陳湛、陳祺乃至官海潮,都不會與他們為難,但蕭弋舟不同。
這是北疆的殺神,一路踩著尸山血水殺到都城來的,他從無敗仗,而且因為當年昏君的羞辱,后來陳湛的刺殺,他對這座古都不可謂不痛恨,這種恨被官海潮和令狐燁利用得很好,致使得平昌城上下軍民一心,民眾也拿著戈矛上街抵御外辱,被流矢射死之后,人人奔走相告,說蕭弋舟入城之后,必然屠城。
這些話自然傳入了蕭弋舟耳中。
他將阻攔生事的令狐燁踩在了腳下。
火光熊熊,映徹長夜,男人居高臨下的面容猶如煉獄修羅,他的劍滴著血,正抵在令狐燁喉間。

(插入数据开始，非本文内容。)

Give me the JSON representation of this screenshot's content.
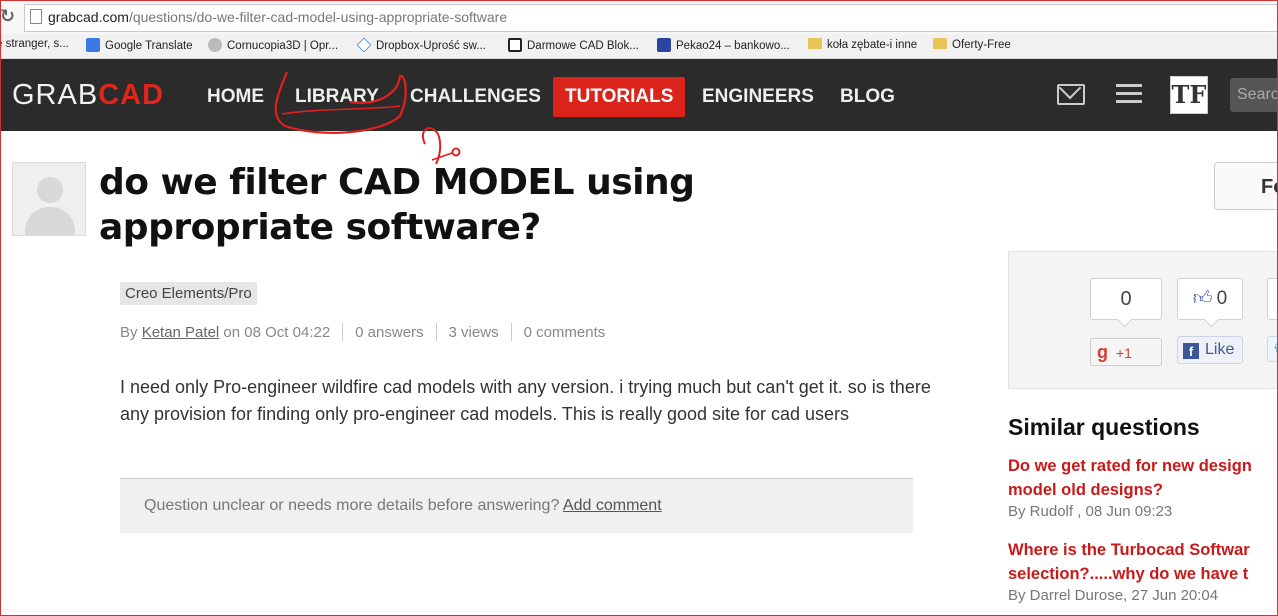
{
  "browser": {
    "url_host": "grabcad.com",
    "url_path": "/questions/do-we-filter-cad-model-using-appropriate-software",
    "bookmarks": [
      {
        "label": "e stranger, s...",
        "icon": "none"
      },
      {
        "label": "Google Translate",
        "icon": "translate-icon"
      },
      {
        "label": "Cornucopia3D | Opr...",
        "icon": "cornucopia-icon"
      },
      {
        "label": "Dropbox-Uprość sw...",
        "icon": "dropbox-icon"
      },
      {
        "label": "Darmowe CAD Blok...",
        "icon": "cad-block-icon"
      },
      {
        "label": "Pekao24 – bankowo...",
        "icon": "pekao-icon"
      },
      {
        "label": "koła zębate-i inne",
        "icon": "folder-icon"
      },
      {
        "label": "Oferty-Free",
        "icon": "folder-icon"
      }
    ]
  },
  "nav": {
    "logo_grab": "GRAB",
    "logo_cad": "CAD",
    "items": [
      "HOME",
      "LIBRARY",
      "CHALLENGES",
      "TUTORIALS",
      "ENGINEERS",
      "BLOG"
    ],
    "active": "TUTORIALS",
    "avatar_text": "TF",
    "search_placeholder": "Searc",
    "accent": "#d9231b"
  },
  "question": {
    "title": "do we filter CAD MODEL using appropriate software?",
    "tag": "Creo Elements/Pro",
    "by": "By",
    "author": "Ketan Patel",
    "date": "on 08 Oct 04:22",
    "answers": "0 answers",
    "views": "3 views",
    "comments": "0 comments",
    "body": "I need only Pro-engineer wildfire cad models with any version. i trying much but can't get it. so is there any provision for finding only pro-engineer cad models. This is really good site for cad users",
    "comment_prompt": "Question unclear or needs more details before answering?",
    "add_comment": "Add comment"
  },
  "sidebar": {
    "follow_label": "Fo",
    "gplus_count": "0",
    "gplus_label": "+1",
    "like_count": "0",
    "like_label": "Like",
    "similar_title": "Similar questions",
    "similar": [
      {
        "line1": "Do we get rated for new design",
        "line2": "model old designs?",
        "by": "By Rudolf , 08 Jun 09:23"
      },
      {
        "line1": "Where is the Turbocad Softwar",
        "line2": "selection?.....why do we have t",
        "by": "By Darrel Durose, 27 Jun 20:04"
      }
    ]
  }
}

“令狐將軍胸有大志,城府極深,若是跟我走歸于西綏,來日最多不過是西疆小將,統三千兵甲而已,令狐將軍乃是幾屆秋祭魁首,不肯屈就。至于背叛我,拿下亂賊蕭弋舟,是一等軍功,依附于陳湛,必定可以青云直上,統御羽林上萬兵甲。這是當年你出賣我的計劃時,官大人一五一十相告的。”